Die beiden Betriebsleiter haben eindrucksvoll gezeigt, wie sie die Herausforderung der Weiterentwicklung ihrer Betriebe angegangen sind, ohne darauf zu warten, bis die Politik im Detail die Rahmenbedingungen gesetzt hat, so Dr. Karl-Heinz Tölle, Geschäftsführer der ISN-Projekt GmbH, im Schlusswort zur Veranstaltung. Allerdings muss die Politik den Schweinehaltern endlich Planungssicherheit und Perspektive für die Weiterentwicklung ihrer Betriebe liefern. Die bestehende Stallbaubremse, die greift, wenn Landwirte ihre Betriebe weiter entwickeln und z.B. mehr Tierwohl umsetzen wollen, muss endlich gelöst werden. Klar ist auch, dass mehr Tierwohl nicht zum Nulltarif zu haben ist. Genau deshalb braucht es auch ein Gesamtkonzept, bei dem am Ende alle Fäden zusammenfließen können. Der Borchert-Plan soll schließlich genau dafür den Rahmen bieten. Jetzt und insbesondere auch im bevorstehenden Wahlkampf wird sich zeigen, wie ehrlich es die verschiedenen Parteien und Politiker mit ihrem breiten Bekenntnis zum Borchert-Plan und zur Weiterentwicklung der Tierhaltung meinen. Die ISN wird zu diesem Thema in Kürze eine neue Kampagne starten unter dem Titel Stallbaubremse lösen und wird genau hier den Finger in die Wunde legen. 

 

Zum Hintergrund der Veranstaltungsreihe

Durch Neuregelungen im Ordnungsrecht, z.B. die Novellierung der Tierschutz-Nutztierhaltungs-VO, sowie die Ideen zur Veränderung der Tierhaltung im Rahmen einer Nutztierstrategie (Borchert-Papier) ergeben sich für jeden Schweinehalter in den nächsten Jahren konkrete Notwendigkeiten zu erheblichen Veränderungen im eigenen Betrieb. Hier müssen die Schweinehalter als Unternehmer weitreichende Entscheidungen für ihre Betriebe treffen. Dafür sind Planungssicherheit, Perspektive und Vertrauen in die Politik zwingend notwendig.

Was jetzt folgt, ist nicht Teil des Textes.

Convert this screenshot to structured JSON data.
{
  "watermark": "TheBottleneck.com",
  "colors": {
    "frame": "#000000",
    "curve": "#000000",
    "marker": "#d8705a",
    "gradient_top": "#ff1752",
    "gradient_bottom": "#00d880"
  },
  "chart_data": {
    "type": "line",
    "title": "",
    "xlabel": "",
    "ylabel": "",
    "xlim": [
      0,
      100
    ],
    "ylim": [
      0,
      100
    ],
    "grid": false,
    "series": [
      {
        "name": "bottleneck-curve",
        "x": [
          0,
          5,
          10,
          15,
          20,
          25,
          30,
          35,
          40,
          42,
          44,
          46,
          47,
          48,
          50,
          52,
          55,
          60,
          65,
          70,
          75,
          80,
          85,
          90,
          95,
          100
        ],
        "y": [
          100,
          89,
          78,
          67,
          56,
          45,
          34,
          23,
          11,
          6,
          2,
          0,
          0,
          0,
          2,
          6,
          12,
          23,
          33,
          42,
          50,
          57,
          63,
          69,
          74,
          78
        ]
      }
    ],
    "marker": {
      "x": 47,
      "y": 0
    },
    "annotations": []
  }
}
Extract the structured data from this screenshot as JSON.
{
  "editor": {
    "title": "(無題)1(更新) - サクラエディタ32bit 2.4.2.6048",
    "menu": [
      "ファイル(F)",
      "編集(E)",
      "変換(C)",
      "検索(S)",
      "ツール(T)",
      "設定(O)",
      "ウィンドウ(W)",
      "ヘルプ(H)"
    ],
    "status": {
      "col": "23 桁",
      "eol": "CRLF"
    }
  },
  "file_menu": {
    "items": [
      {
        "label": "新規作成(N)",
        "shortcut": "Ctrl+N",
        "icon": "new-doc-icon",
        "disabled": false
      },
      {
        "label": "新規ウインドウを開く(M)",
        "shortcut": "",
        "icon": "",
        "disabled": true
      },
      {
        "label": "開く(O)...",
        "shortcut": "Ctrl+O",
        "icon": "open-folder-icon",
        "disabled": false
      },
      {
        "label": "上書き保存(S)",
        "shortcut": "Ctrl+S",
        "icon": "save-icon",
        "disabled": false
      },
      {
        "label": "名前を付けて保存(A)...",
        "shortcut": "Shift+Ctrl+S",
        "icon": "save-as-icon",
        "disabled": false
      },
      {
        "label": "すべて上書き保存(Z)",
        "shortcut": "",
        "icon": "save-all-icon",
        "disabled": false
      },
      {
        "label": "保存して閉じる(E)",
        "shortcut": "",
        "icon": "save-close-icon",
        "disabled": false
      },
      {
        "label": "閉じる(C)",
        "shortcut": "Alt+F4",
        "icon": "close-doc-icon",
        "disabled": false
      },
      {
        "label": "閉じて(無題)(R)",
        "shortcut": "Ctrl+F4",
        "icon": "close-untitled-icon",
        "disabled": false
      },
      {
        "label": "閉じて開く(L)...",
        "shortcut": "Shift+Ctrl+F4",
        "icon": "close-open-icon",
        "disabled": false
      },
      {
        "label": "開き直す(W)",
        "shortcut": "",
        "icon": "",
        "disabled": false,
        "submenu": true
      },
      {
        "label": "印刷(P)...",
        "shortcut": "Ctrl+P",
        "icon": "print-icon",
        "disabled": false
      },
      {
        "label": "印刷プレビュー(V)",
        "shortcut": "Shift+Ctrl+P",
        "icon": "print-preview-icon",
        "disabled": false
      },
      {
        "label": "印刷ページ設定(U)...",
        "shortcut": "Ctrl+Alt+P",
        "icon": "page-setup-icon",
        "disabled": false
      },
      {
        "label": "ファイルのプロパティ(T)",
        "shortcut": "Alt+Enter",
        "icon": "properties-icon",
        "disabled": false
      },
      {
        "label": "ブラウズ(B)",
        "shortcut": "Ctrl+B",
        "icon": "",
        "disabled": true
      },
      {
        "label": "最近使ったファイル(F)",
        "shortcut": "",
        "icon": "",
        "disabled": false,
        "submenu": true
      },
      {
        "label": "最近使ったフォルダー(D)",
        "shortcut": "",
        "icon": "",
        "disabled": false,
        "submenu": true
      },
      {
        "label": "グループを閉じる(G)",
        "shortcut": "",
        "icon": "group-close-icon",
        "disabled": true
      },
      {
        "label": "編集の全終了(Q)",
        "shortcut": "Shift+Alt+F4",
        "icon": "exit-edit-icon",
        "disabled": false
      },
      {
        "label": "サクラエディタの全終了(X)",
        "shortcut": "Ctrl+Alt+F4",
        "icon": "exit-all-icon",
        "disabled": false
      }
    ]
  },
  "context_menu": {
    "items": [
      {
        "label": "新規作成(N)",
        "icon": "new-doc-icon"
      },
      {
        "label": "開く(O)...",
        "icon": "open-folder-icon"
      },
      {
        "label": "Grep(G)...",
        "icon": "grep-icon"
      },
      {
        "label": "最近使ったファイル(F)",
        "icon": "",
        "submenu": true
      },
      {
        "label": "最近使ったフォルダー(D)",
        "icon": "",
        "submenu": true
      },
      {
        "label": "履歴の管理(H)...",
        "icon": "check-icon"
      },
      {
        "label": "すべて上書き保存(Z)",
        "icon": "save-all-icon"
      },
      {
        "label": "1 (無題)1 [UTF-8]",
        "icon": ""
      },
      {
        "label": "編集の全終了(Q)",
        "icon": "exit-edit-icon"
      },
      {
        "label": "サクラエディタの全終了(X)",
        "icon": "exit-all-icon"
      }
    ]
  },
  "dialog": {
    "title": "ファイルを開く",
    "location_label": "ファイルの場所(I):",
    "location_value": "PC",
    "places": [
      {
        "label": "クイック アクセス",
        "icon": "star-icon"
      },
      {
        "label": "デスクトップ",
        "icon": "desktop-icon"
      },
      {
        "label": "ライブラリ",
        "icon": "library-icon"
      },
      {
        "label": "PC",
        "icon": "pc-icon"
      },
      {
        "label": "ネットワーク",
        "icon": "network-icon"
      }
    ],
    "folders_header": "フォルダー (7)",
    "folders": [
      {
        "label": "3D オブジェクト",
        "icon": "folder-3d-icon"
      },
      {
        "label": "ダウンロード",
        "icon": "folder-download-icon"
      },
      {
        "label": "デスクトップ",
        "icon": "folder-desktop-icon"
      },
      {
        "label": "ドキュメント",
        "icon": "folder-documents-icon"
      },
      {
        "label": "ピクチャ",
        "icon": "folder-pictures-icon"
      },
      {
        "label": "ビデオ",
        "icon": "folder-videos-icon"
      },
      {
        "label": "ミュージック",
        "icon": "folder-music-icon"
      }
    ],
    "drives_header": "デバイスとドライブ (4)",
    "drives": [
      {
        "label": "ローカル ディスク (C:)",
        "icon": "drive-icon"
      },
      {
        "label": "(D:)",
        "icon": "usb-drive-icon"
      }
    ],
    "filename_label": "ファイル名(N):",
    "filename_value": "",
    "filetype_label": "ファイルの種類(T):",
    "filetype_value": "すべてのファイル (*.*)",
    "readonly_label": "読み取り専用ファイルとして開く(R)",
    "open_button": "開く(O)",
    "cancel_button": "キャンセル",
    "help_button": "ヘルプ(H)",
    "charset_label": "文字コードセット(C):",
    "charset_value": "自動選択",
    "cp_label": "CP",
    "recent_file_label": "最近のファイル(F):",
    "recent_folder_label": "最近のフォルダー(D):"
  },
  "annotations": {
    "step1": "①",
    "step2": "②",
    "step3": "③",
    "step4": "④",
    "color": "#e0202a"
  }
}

Die gemeinsame Veranstaltungsreihe des Bauernverbandes Schleswig-Holstein, der Landwirtschaftskammer Schleswig-Holstein, der Schweinespezialberatung Schleswig-Holstein , des Netzwerks Sauenhaltung Schleswig-Holstein  und der ISN soll Antworten auf die drängenden Fragen gegeben: Wohin führt uns der Weg der Umgestaltung? Wie sehen pragmatische Lösungen aus? Welche Hürden gibt es noch zu überwinden? Wo kann unsere Schweinehaltung im Jahr 2040 stehen?

 

Die nächste Veranstaltung aus der Reihe findet am 18.Mai um 15:30 Uhr statt. Dabei werden zwei Sauenhalter Beispiele aus der Praxis für den Stallumbau bzw. Stallneubau vorstellen.